To avoid an unforced error, Will said it would be important for Biden and Trump to stay on their message and "destroy the hope" of their opponent's campaign.

Credit: AP
Preparations take place for the first Presidential debate in the Sheila and Eric Samson Pavilion, Monday, Sept. 28, 2020, in Cleveland. The first debate between President Donald Trump and Democratic presidential candidate, former Vice President Joe Biden is scheduled to take place Tuesday, Sept. 29. (AP Photo/Patrick Semansky)

"I would have Trump just go down the list of things that were discussed in the Democratic Primary.

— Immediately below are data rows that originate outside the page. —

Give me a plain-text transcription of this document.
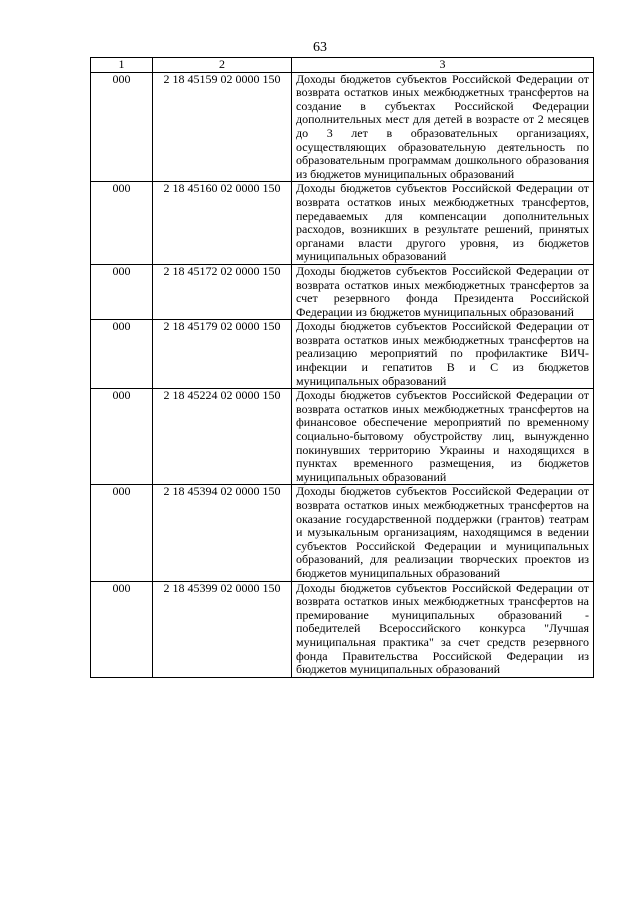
63
1	2	3
000	2 18 45159 02 0000 150	Доходы бюджетов субъектов Российской Федерации от возврата остатков иных межбюджетных трансфертов на создание в субъектах Российской Федерации дополнительных мест для детей в возрасте от 2 месяцев до 3 лет в образовательных организациях, осуществляющих образовательную деятельность по образовательным программам дошкольного образования из бюджетов муниципальных образований
000	2 18 45160 02 0000 150	Доходы бюджетов субъектов Российской Федерации от возврата остатков иных межбюджетных трансфертов, передаваемых для компенсации дополнительных расходов, возникших в результате решений, принятых органами власти другого уровня, из бюджетов муниципальных образований
000	2 18 45172 02 0000 150	Доходы бюджетов субъектов Российской Федерации от возврата остатков иных межбюджетных трансфертов за счет резервного фонда Президента Российской Федерации из бюджетов муниципальных образований
000	2 18 45179 02 0000 150	Доходы бюджетов субъектов Российской Федерации от возврата остатков иных межбюджетных трансфертов на реализацию мероприятий по профилактике ВИЧ-инфекции и гепатитов B и C из бюджетов муниципальных образований
000	2 18 45224 02 0000 150	Доходы бюджетов субъектов Российской Федерации от возврата остатков иных межбюджетных трансфертов на финансовое обеспечение мероприятий по временному социально-бытовому обустройству лиц, вынужденно покинувших территорию Украины и находящихся в пунктах временного размещения, из бюджетов муниципальных образований
000	2 18 45394 02 0000 150	Доходы бюджетов субъектов Российской Федерации от возврата остатков иных межбюджетных трансфертов на оказание государственной поддержки (грантов) театрам и музыкальным организациям, находящимся в ведении субъектов Российской Федерации и муниципальных образований, для реализации творческих проектов из бюджетов муниципальных образований
000	2 18 45399 02 0000 150	Доходы бюджетов субъектов Российской Федерации от возврата остатков иных межбюджетных трансфертов на премирование муниципальных образований - победителей Всероссийского конкурса "Лучшая муниципальная практика" за счет средств резервного фонда Правительства Российской Федерации из бюджетов муниципальных образований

I would get him to pledge not to do some of those things," she said. "Biden can destroy Trump by making him seem incapable of returning the economy to the good days we had that seem like forever ago now, but were just the early days of March.”

Will predicted that many viewers of the first debate on Tuesday will want Biden and Trump to focus primarily on the economy.

Moving forward, she was excited to watch the event and see what happens.

"If (Biden) is able to push the button on (Trump's) shoulder and he (Trump) spends most of his time on defense, then he (Trump) loses," she said. "If Biden stumbles, like Perry forgetting the department, that could be bad. One reason everyone is going to be tuning in is they want to see if he can do it.”